Friday, October 7, 2022

Beyond a Steel Sky review


    BEYOND A STEEL SKY is the follow-up to the classic cyberpunk point and click adventure game BENEATH A STEEL SKY. I really enjoyed that game and it's rusted Australian vision of the future as Robert Foster was kidnapped from the Outback where he was living, only to find himself up against a satirical society of upper class twits in a decaying urban hellscape. Basically, it was the video game version of the classic film Brazil by Terry Gilliam.

    Making a sequel to that sort of game was already going to be difficult even with the involvement of the original creator, Charles Cecil. Given the original was created with the involvement of Watchmen co-creator Dave Gibbon, I had the feeling something was going to be missing. Still, I'm always willing to give dystopian science fiction a try.

    My feelings are...mixed.

    Beyond a Steel's Sky's premise is Foster is living in the Outback ("The Gap") with a local family when their son is kidnapped by a group of androids as well as a giant four-legged machine. Following it back to Union City, which has become a megapolis even bigger than its previous incarnation, he discovers everything is now under the control of benevolent-seeming AI. The city looks clean, beautiful, and pristine with all of the citizenry's needs taken care of. However, there's a darker undercurrent to things if the kidnapped children wasn't a big enough tip off.

    Foster must assume the identity of a dead sanitation worker named Graham Grundy and solve the riddle of Union City. Where has his friend Joey (now worshiped as a god) gone? Who is kidnapping the children? Why? Also, what is in the drink Spankles that everyone seems to drink and contains 250% of your daily recommended dose of caffeine? Where can I get some? Oh wait, that's just your average energy drink.

    Gameplay wise, the game is basically a 3D adventure puzzle game. You have Foster walk up to things, touch things, take things, poke things, and try to figure out what he needs to do next. None of the puzzles are particularly hard but they can be a little obtuse like the fact you can probably figure out what needs to be lit on fire three or four steps before you actually can do it. The game is also frustratingly easy as you can never really proceed after missing something and this was rather annoying as some more game over states would have been appreciated. Instead, you get not so subtle reminders, "I should probably check X out before going to Y."

    The gameplay sensitivity is also rather troublesome, at least on consoles, because sometimes there's timed puzzles that you need to move things around about that struggle because it doesn't register you're in the right place to do what you want.
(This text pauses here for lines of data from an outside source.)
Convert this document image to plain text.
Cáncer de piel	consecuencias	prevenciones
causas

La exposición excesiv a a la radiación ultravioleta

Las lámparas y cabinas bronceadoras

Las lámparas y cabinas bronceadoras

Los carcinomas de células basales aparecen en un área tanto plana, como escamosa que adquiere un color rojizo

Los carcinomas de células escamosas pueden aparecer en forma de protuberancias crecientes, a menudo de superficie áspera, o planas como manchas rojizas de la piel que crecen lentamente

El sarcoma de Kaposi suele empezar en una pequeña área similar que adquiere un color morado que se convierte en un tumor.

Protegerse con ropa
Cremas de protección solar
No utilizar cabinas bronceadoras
There's a hacking minigame but it barely qualifies as a puzzle. There's usually a blindingly obvious solution where you have to move certain shaped blocks into certain shaped holes about as challenging as an average five-year-old's puzzle.

    Really, the game is almost impossible to lose and if you ever run into trouble then you can just ask the Hint system. It takes about three times (as well as 30 seconds between them) to get it to tell you the answer but never left me stuck. If I had one big complaint, it's the fact that the "running" speed of Foster is so slow that it really should be the default speed. It made Foster feel like he wasn't capable of a brisque jog.

    The appeal of the game is really the writing and graphics. The writing is still quite crisp and entertaining with Foster always having a witty likable charm to him even when he's dressing down other characters, especially when he's dressing down other characters. All the other characters are various stages of jerk or fool, which is what made the original game so enjoyable. The graphics also have an enjoyable comic book style ala Borderlands or Telltale's Walking Dead that doesn't require photo-realism but ages very gracefully. The city looks like a cartoonish but beautiful Jetsons-esque utopia in some places as a dingy hellhole in others.

    So what brings the game down? Well, the problem is basically the original game was quite fun in its satire. It attacked the super-rich, police brutality, the pointlessness of travel agencies, the exclusiveness of country clubs, and horrible safety conditions in the working class. Nothing that was particularly preachy or incisive but enough that you knew they were highlighting the absurdity of the real world. It was satirical and stronger for the fact it was poking fun at things relevant to the player.

    The premise of Beyond a Steel Sky is that the people of Union City have an oppressive nanny state that provides for all of the food, medicine, shelter, and entertainment you could possibly want. Yeah, okay, that's not something that exists in the real world. It's also something that the game attacks as oppressive to the human spirit or something. Which, um, okay, sure. As such, the satire feels pointless as most of us would be willing to deal with the brainwashing and kidnapping versus the threat of freedom from poverty.

    In conclusion, Beyond a Steel Sky is an okay adventure game and pretty fun. You don't need to have enjoyed the previous game to enjoy this one. Unfortunately, the satire and bleak cyberpunk atmosphere of the first game is gone with the criticism of an overbearing socialist technocracy being far removed from most reader's struggles.